WASHINGTON, D.C. — Canadian blueberry farmers and embassy officials pushed back Tuesday against claims that U.S. producers are being driven out of business by cheap imports from north of the border.
At the request of Trade Representative Robert Lighthizer, the U.S. International Trade Commission is investigating complaints about blueberry imports from several countries, including Mexico, Chile, Peru and Canada.
The argument from Nadia Bourely, the Canadian Embassy's minister-counsellor for economic and trade policy, boiled down to a simple premise: we're not the problem.
"We find it very difficult to see how blueberry imports, particularly imports from Canada, could have caused any injury to the U.S. blueberry industry," Bourely told an online hearing.
Between 2015 and 2019, she said, U.S. imports from Canada grew by only 15 per cent, while total imports grew nearly 56 per cent.
If anything, U.S. growers have benefited from accessing the Canadian market, said Bourely, who urged commissioners to consider each country's impact in isolation, rather than lumping them together.
"U.S. and Canadian producers are highly integrated and this integration has worked to the overwhelming benefit of the U.S. industry ... the only real increase in trade flows between our countries has been northbound."
Bourely acknowledged an isolated increase in 2019, which she attributed to a single multinational producer moving large quantities of frozen berries from its Canadian storage facilities to those in the United States.
"These were not 'imports' in any economic sense in 2019, but were internal movements by a company with operations on both sides of the border, with no sales to customers at the time of their movement," she said.
"As a result, not only do Canadian imports have appreciably lower rates of growth, in fact they have not grown at all."
Canadian berry growers have been girding for battle ever since October, when Lighthizer — long a champion of the protectionist instincts of President Donald Trump, who was at the time facing a difficult re-election fight — indicated he was planning to mobilize the commission.
Lighthizer cited in particular the fact that U.S. farmers spent much of last year struggling to deal with the economic impact of the COVID-19 pandemic.
Blueberry imports from Mexico appear to be the primary concern, particularly for southern producers. But Canadian producers have been caught in the squeeze — and singled out by farmers in northern states like Oregon and Michigan.

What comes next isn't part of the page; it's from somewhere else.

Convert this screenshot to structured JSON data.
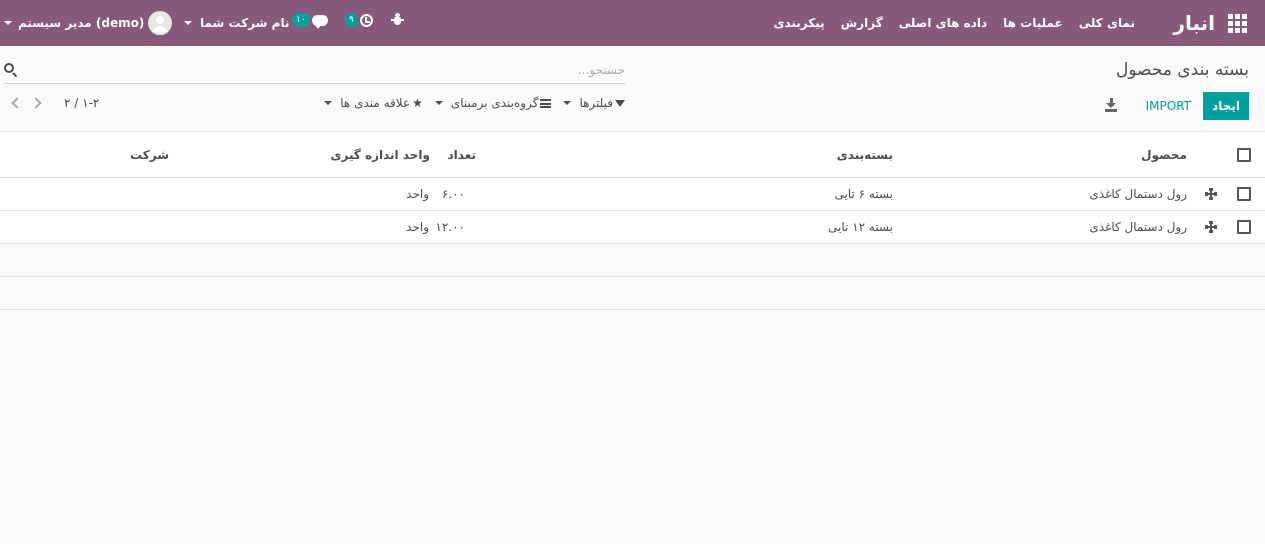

Oregon producer Hugh Eisele objected to a "flood of imports" from Canada and Peru in recent years, which he said has undercut his businesses to the point where they no longer make money.
"Our problems are made worse by increasingly low (cost) imports from Canada," where producers can take advantage of the lower Canadian dollar, Eisele told the hearing.
"Our costs are not much different from our Canadian counterparts, but the Canadian exporters are able to leverage exchange rates to undersell the market and kill the early and midseason prices."
Rex Schultz, president of the Michigan Blueberry Advisory Committee, said shipments from Canada tend to enter the country without specific buyers already lined up.
"Canadian farmers prioritize cash flow and are willing to send product to this market at what seems like any price, fresh or frozen," Schultz said.
"As a result, Canadian fruit — both fresh and frozen — keeps prices in the United States very low."
Canadian producers who testified later Tuesday took issue with what they heard in the morning, particularly the idea that their products were being sold at a discount to U.S. buyers.
At Oxford Foods Inc., a producer with operations in Nova Scotia, New Brunswick and Maine, the integration between the two countries is so deep that the border ceases to exist, said CEO Milton Wood.
"With respect to frozen wild blueberries, the border between the United States and Canada is effectively ignored," Wood said.
"To each customer, for each type of wild frozen blueberry product, we charge the exact same price for our imports as we do for our U.S.-produced products."
Canada also found a number of U.S. allies during Tuesday's testimony.
Agricultural trade experts and American producers with international operations insisted that imports have helped, not hindered, the domestic blueberry market in the United States.
Several attributed price pressure in recent years to the impact of higher domestic production in states like Washington and Michigan, as well as adverse weather in various growing regions of the country.
And still others took issue with the commission's efforts to survey growers about their concerns, noting a response rate of only about 10 per cent — a sign, they said, that the industry as a whole is not worried.
They also noted that while roughly 98 per cent of Canadian blueberry exports go to the U.S., Canada remains the world's single largest importer of American-grown blueberries by a wide margin.